CONCERTO: Ute Lemper
Centro Cultural de Belém - Grande Auditório
03 Dez 2023 | dom | 21:00
Visitante assídua do nosso país, Ute Lemper regressou a Lisboa e ao palco do CCB para um novo concerto. Trouxe na manga o seu mais recente trabalho discográfico, “Time Traveler”, dispondo-se a contar, em capítulos particularmente intimistas, uma invulgar história de vida, marcada pelo grande amor ao teatro, à música e à poesia. Uma viagem no tempo que abraça, com igual emoção, Berlim, Paris e Nova Iorque, fundindo Kurt Weill e Bertolt Brecht, Pablo Neruda e Charles Bukowski, Jacques Brel e Marlene Dietrich. Uma viagem que é também a revisitação de quarenta anos de uma carreira recheada de sucessos, construída na base de um invulgar talento para a representação, de uma voz assombrosa, de uma forte presença em palco, de um sentido do espectáculo como se da própria respiração se tratasse. O percalço sofrido logo no início do concerto - uma queda aparatosa no palco - deu a ver esse lado lutador da cantora, capaz de ultrapassar as maiores adversidades com uma boa dose de humor e muito fair-play: “Este é um grande ano para mim, fiz 60 anos e caí nas escadas”, disse, ainda mal refeita do susto.

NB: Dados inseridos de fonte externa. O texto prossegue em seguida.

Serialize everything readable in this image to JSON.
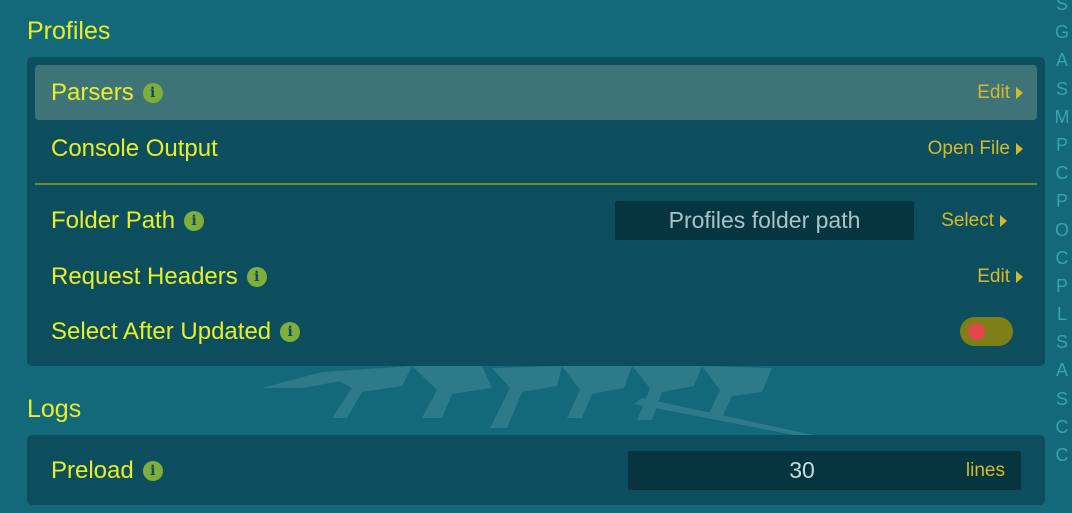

Tema inaugural do seu novo disco, “Time Traveller” lançou pontes entre passado e futuro, abrindo espaço a um conjunto de memórias que o próprio tempo tem ajudado a seleccionar. Recuamos aos anos 1980, a uma Berlim dividida entre Leste e Ocidente, o muro por todo o lado como o mais terrível dos estigmas. Lá encontramos a jovem Ute que todas as manhãs segue de bicicleta para os ensaios de teatro, ao encontro dos ambientes de cabaret dos anos 20, a cena musical dominada pela inteligência e integridade de Weill e Brecht de quem escutamos “Alabama Song” e “Pirate Jenny”. Antes de embarcar em nova viagem, Ute Lemper apresentou a sua “família” - Vana Gierig (piano), Mimmo Campanale (bateria) e Giuseppe Bassi (contrabaixo) - e mencionou Lisboa e as muitas vezes que que aqui esteve, fazendo questão de incluí-las nas suas mais gratas recordações. Paris, que a cantora visitou pela primeira vez em 1987, traz à memória a música e a poesia de Jacques Brel, Serge Gainsbourg, Barbara, Boris Vian, Claude Nougaro ou Léo Ferré. É neles que se inspiram “Magical Stone” e “Envie d’Amour”, este último onde se sente a forte presença de Edith Piaf e do imortal “La Vie En Rose”.
Momento alto do concerto, a recriação da longa conversa telefónica com Marlene Dietrich, prendeu a atenção do público. A cantora cede lugar à actriz e o seu mundo alarga-se na reconstituição do diálogo ou em canções como “Just a Gigolo”. Ute Lemper não usa aqui uma máscara, mas mergulha no panóptico da sua própria vida, traduzindo em palavras e música as suas alegrias e dores, os sonhos e a sua concretização. Sentida homenagem ao “anjo azul”, Ute cantou “Where Have All The Flowers Gone”, lembrando o fugaz momento em que Marlene Dietrich voltou a pisar solo alemão, na Gala da UNICEF que teve lugar em Dusseldorf, em 1962. Girando incessantemente em torno do seu próprio eixo, Ute Lemper continua a fundir passado e presente, recuando aos tempos da Segunda Guerra Mundial e aos guetos onde os artistas, apesar das terríveis condições em que viviam, continuavam a escrever, a pintar, a compor. O último “acto” é uma espécie de regresso ao ponto de partida. Um regresso no qual a jovem e a menos jovem Ute se redescobrem nos seus próprios segredos. A emoção tomou conta do público com “Avec Le Temps”, de Léo Ferré, mas também com “The Gift”, o último tema do álbum e que fechou o concerto da melhor maneira, nessa combinação única com as palavras de Bob Dylan e do seu “Blowin’ in the Wind”. Memorável.